I’ve just read an article about how relationships are beneficial to mental health. This resonated with me so deeply, you see I’ve got a friend called Barbara.

Barbara has a brown dog, a big, daft brown labrador called Crumble. When I wrote a piece about living with a black dog, Barbara read it and said “You want to get yourself a brown dog! Not a black one!”. She wasn’t being glib, Barbara has been there for me since this last severe bout of depression took root.

My friend Barbara is one of the best people to spend time with because she’s a doer and we do things together. Equally if all I can manage is a cup of tea on the sofa, she’ll pop in and make it, chatter away about the world outside of my door then pop away again. The next day there might be a sticky toffee pudding on my doorstep.

She’s a gardener by trade, the most grounded type of person you can get in my experience and the phrase “calls a spade a spade” is totally apt. If I’m ruminating on something that’s really nothing, Barbara will be the one to tell me. “What are you worrying about that for?” I hear her and it makes me smile, she’s right, I will mindfully float that thought away, it does not serve!
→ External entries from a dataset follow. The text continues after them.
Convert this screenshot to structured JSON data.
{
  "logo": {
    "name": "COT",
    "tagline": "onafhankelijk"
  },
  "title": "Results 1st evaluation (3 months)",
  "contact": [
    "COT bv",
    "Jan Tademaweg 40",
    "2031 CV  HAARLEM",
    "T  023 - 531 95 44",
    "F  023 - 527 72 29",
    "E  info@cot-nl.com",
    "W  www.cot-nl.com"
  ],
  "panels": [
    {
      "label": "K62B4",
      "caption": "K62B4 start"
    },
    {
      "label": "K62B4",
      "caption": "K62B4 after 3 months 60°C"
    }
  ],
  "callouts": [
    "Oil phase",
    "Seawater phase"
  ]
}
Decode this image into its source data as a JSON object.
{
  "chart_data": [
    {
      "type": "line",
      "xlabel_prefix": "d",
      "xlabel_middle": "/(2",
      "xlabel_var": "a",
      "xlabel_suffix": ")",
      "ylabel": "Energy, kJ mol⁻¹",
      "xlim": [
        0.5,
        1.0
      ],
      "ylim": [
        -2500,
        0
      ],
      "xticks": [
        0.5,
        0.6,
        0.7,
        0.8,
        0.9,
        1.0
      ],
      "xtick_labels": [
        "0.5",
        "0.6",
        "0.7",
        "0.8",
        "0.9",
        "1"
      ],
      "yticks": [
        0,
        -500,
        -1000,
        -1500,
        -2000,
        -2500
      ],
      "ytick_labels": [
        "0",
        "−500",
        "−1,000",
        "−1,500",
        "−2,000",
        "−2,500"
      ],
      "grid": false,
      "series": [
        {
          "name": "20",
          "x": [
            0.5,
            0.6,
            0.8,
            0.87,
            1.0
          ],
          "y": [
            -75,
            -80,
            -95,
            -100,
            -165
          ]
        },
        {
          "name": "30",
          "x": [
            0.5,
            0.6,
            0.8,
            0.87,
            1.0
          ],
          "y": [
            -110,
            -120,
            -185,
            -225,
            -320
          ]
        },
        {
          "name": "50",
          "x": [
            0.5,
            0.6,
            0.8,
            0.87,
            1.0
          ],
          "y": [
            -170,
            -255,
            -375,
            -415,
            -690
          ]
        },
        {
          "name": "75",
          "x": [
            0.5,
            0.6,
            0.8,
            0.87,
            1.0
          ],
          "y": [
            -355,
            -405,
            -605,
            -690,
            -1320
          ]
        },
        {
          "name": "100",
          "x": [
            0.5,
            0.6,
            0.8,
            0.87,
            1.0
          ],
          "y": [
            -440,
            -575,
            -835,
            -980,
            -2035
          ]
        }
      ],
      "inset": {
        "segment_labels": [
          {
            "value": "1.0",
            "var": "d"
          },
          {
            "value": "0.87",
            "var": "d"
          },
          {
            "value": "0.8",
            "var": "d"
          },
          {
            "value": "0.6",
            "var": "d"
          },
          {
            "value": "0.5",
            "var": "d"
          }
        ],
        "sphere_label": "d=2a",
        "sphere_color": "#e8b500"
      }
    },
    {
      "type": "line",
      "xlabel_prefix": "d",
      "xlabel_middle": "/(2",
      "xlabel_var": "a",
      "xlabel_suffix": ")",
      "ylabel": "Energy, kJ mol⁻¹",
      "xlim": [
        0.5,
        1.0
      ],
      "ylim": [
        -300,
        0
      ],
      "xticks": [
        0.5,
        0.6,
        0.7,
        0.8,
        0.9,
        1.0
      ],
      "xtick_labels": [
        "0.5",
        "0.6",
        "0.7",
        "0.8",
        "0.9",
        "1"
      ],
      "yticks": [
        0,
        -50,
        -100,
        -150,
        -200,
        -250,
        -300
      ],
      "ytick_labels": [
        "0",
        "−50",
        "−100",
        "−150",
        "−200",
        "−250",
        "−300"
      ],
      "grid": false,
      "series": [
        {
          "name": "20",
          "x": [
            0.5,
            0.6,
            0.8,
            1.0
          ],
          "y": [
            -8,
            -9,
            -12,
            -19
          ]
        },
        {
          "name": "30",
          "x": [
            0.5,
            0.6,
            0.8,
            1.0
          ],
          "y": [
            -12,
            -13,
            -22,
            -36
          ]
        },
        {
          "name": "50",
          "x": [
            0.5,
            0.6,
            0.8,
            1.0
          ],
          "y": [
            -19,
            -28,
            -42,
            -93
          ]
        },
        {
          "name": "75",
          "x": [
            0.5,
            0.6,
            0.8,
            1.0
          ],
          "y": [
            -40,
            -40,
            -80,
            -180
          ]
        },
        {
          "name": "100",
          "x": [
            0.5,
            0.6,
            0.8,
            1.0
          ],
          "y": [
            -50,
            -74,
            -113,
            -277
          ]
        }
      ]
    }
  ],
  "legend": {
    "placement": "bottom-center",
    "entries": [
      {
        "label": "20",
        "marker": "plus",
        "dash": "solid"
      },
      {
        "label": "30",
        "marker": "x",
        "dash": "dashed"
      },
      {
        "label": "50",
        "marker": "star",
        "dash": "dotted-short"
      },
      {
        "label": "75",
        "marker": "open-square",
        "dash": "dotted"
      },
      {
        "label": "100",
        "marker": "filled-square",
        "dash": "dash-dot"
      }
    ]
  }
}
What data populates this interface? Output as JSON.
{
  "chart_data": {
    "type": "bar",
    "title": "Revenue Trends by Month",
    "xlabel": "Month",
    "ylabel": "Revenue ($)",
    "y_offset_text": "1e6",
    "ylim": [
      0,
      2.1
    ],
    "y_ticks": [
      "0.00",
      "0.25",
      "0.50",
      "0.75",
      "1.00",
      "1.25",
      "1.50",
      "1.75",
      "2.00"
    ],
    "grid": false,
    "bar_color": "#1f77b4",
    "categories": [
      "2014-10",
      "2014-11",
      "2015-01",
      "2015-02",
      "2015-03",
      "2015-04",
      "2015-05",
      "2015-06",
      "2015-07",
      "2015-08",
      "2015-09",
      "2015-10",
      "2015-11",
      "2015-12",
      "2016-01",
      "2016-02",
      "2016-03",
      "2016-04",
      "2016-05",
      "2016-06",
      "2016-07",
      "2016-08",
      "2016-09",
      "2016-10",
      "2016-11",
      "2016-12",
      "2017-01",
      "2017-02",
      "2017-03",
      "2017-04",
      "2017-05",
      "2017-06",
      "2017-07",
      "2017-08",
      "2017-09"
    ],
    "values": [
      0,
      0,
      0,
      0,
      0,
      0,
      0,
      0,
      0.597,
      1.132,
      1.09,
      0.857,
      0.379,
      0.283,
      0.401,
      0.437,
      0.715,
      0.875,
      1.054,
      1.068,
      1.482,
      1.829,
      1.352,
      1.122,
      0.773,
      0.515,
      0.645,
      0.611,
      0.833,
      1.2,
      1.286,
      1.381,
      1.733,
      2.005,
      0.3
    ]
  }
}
At times, to just sit and chat is sometimes too intense and the concentration it takes can be exhausting. Occasionally I can do it, if I’m on top form and happy to be socialising, feeling the buzz of shared ideas and interests. This is when friends who can do things with me are the best kind. For me, sitting glumly and uncomfortably in a busy cafe can be torturous, I’ll worry about who I might bump into, feel uncomfortable in the middle of the room, not want to eat or drink or worry the conversation will run dry, worry I’ll say too much, the wrong thing… With Barbara I can garden, obviously this is her area of expertise so I learn something as we go along and soak up the medicine of fresh air, texture, colour and garden scents. A couple of years ago she helped me to select bulbs to plant in my front garden. Now, in the early spring, as we leave our front door our eyes behold a blaze of beautiful colours that change almost daily from February through to May. It makes leaving the house that bit easier.

She came with me on my first ever proper cycle out into the country; I hopped onto my bike and set off down the road, Barbara had a map, a mend it kit, snacks, tissues, a rucksack even..….thank goodness I had Barbara when I had my first mechanical 5 minutes from home.

We went to an Eighties quiz night and disco . It was in a Catholic Church Hall and blissfully not very Harrogate at all. It was meant to be wine and cheese tasting too, there was no cheese but lots of retro sweets and we got to dance and sing with inflatable guitars and microphones, it was brilliant.

Barbara’s friend has just opened the most fabulous wool shop and we can go there together, sit and knit or crochet, marvel at the beautiful colours and textures and dream of the things we will create. We are also in the same book club, I love my reading and always try to squeeze an extra one in between the book club choice. We chat about the book, usually sharing some opinions and often having picked up on different nuances. We can go to the meetings together and if it’s a dinner out Barbara and our friend Ruth will always come and collect me and be my buffers if I’m feeling the slightest anxiety about a night out.

We all need friends. They are the best counsel. What to expect when you’re just pottering your way through life is best explained by your friends. My friends have been the most amazing lifeline to me through the latest depression. They just got it. They have been patient with my silences, kept me on their radar and taken advantage of my good phases. The most important part of their support for me has been the doing, we are always doing things together. However, if the NHS are looking for a good way to support people with depression then everyone needs a Barbara and a brown dog called Crumble.